Processi e processo al maschio
Due già colpevoli
Le storie parallele del funzionario del British Council e di Gerard Depardieu
Sono tutti e due colpevoli di molestie sessuali e (l'attore francese) di stupro? Magari sì, ma dovranno deciderlo i tribunali. E non il teatro del pre-giudizio culturale, calato nella doxa universale delle questioni di genere
Paul Sellers era probabilmente alticcio alla fine della festicciola tra colleghi del British Council di Roma. Del resto l’avevano visto ballare con una stagista: inappropriato. Così quando il giorno dopo una dipendente dell’ambasciata (l’ente culturale fa capo al Foreign Office) ha riferito delle molestie all’ambasciatrice in persona, è stata presa sul serio. Disse che Sellers l’aveva baciata sulla bocca e l’aveva “palpeggiata in modo abbastanza deliberato” (l’espressione abbastanza demenziale è da imputare alla mail del vice dell’ambasciata, incaricato di rapida indagine da trasmettere a Londra). Plausibile e niente di inedito, fin da quando David Lodge sollevò il coperchio su questo genere di party nel suo Il professore va al congresso.
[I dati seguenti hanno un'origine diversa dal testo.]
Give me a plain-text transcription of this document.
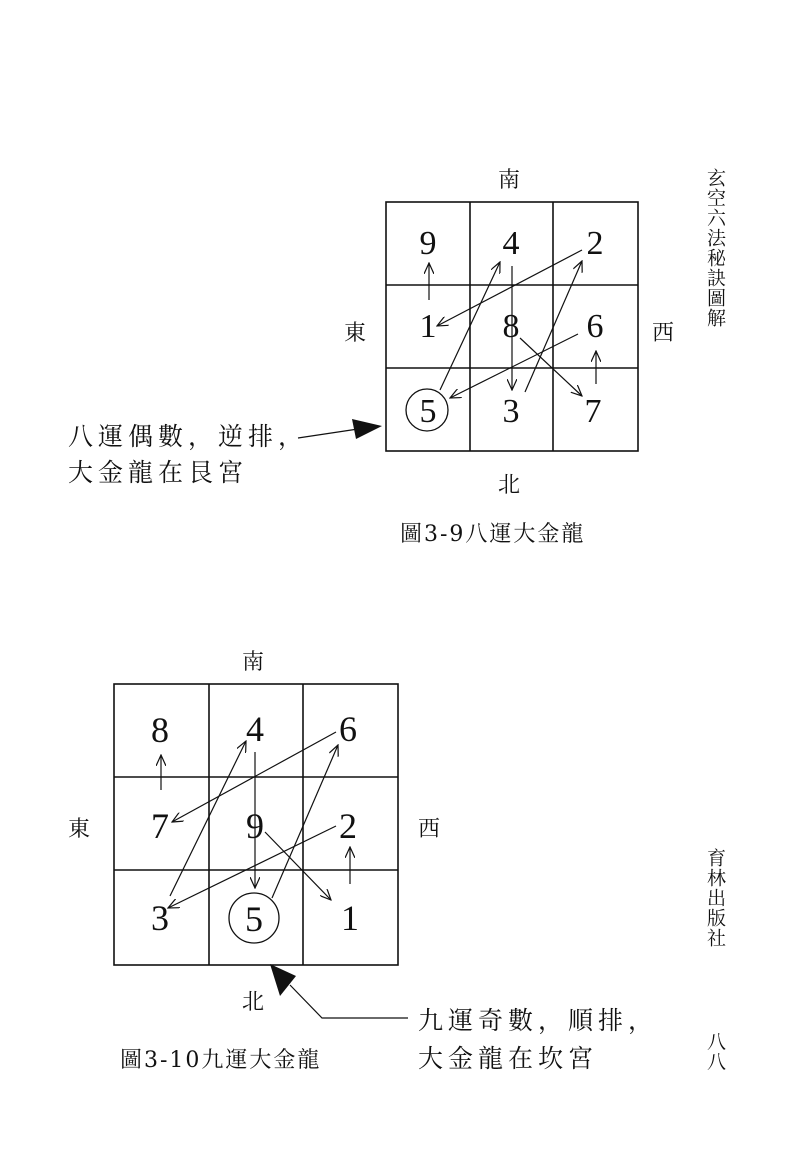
玄空六法秘訣圖解
育林出版社
八八
南
東	西
北
9 4 2
1 8 6
5 3 7
八運偶數，逆排，
大金龍在艮宮
圖3-9八運大金龍
南
東	西
北
8 4 6
7 9 2
3 5 1
圖3-10九運大金龍
九運奇數，順排，
大金龍在坎宮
Roma e Parigi. Ci sarebbe invece un video che mostra Gérard Depardieu mentre pratica sesso con una giovane donna a casa sua. E se c’è il video, caso chiuso. Solo che, per quel che si sa, il video al momento non c’è, mostrerebbe solo l’uomo e la donna che salgono al piano superiore. Non la pistola fumante dei legal drama. E’ la storia del rinvio a giudizio per stupro e violenza sessuale del famoso attore, per la denuncia di una giovane attrice che sarebbe stata abusata una volta a casa sua, e poi sarebbe stata abusata una seconda volta qualche giorno dopo, prima di sporgere denuncia. La cosa che accomuna le due vicende, sesso a parte, è il contesto per così dire extragiudiziario attraverso cui si giudicano. Il cliché del funzionario bevitore da una parte, l’icona dell’attore vitalista e infoiato dall’altra.
Probabilmente tornare due volte a casa del porco (Depardieu) per subire una seconda violenza è una delle cose che hanno dato da pensare agli inquirenti (qui si lascia spazio tipo “metti il nome” alle critiche che pioveranno da molte donne). La denuncia fu archiviata nel 2019 per mancanza di prove. Ma ora c’è un nuovo rinvio a giudizio.
Sellers ha fatto causa per diffamazione per quella mail, che sembra prendere per buona unicamente l’accusa. Una condanna senza processo. Mettiamo le mani avanti: Sellers è senza dubbio colpevole (ops, mettere le mani avanti è un evidente lapsus, andrebbe #cancellato: ma non so usare mela + zeta). Però al momento in cui la storia ci viene raccontata dal Corriere, potrebbe persino non esserlo, dal punto di vista di una costruzione processuale classica. Ma Sellers essendo maschio, attratto dal bicchiere e dalle donne e in posizione socialmente dominante è colpevole a prescindere. “Sono uno che si fida della vita, degli altri, non sono un sospettoso”, ha raccontato Depardieu a Repubblica. Non sarà vero e non sarà “innocente” (la sua biografia) ma si addice al personaggio. Ora è l’attore vecchio e famoso contro la giovane alle prime armi. Ce n’è abbastanza per farne il colpevole perfetto, se invece che al tribunale si affida il giudizio al teatro del pre-giudizio culturale, calato nella doxa universale delle questioni di genere. Ma nel mondo come lo abbiamo conosciuto finora, è la parola di una contro quella dell’altro. In uno dei suo film migliori Depardieu interpreta Danton, in un feroce scontro con Robespierre. Danton è il sanguinario populista che la Storia ci ha consegnato. Animalesco. Ma Robespierre, moralista con il freddo nelle vene, fu assassino peggiore di lui. Perché l’Incorruttibile pretendeva di giudicare per la Salute pubblica e la moralità. Inevitabile che fosse Robespierre ad avere la testa di Danton. Sta girando a Parigi il suo primo Maigret. I romanzi di Simenon raccontano spesso la storia dal punto di vista del colpevole. Ma non c’è mai un colpevole che non si porti dietro anche un tratto di innocenza, e non c’è mai una vittima che non nasconda da qualche parte una colpa. Il tribunale etico sfuma nel silenzio, lasciando al giudice quel che è suo.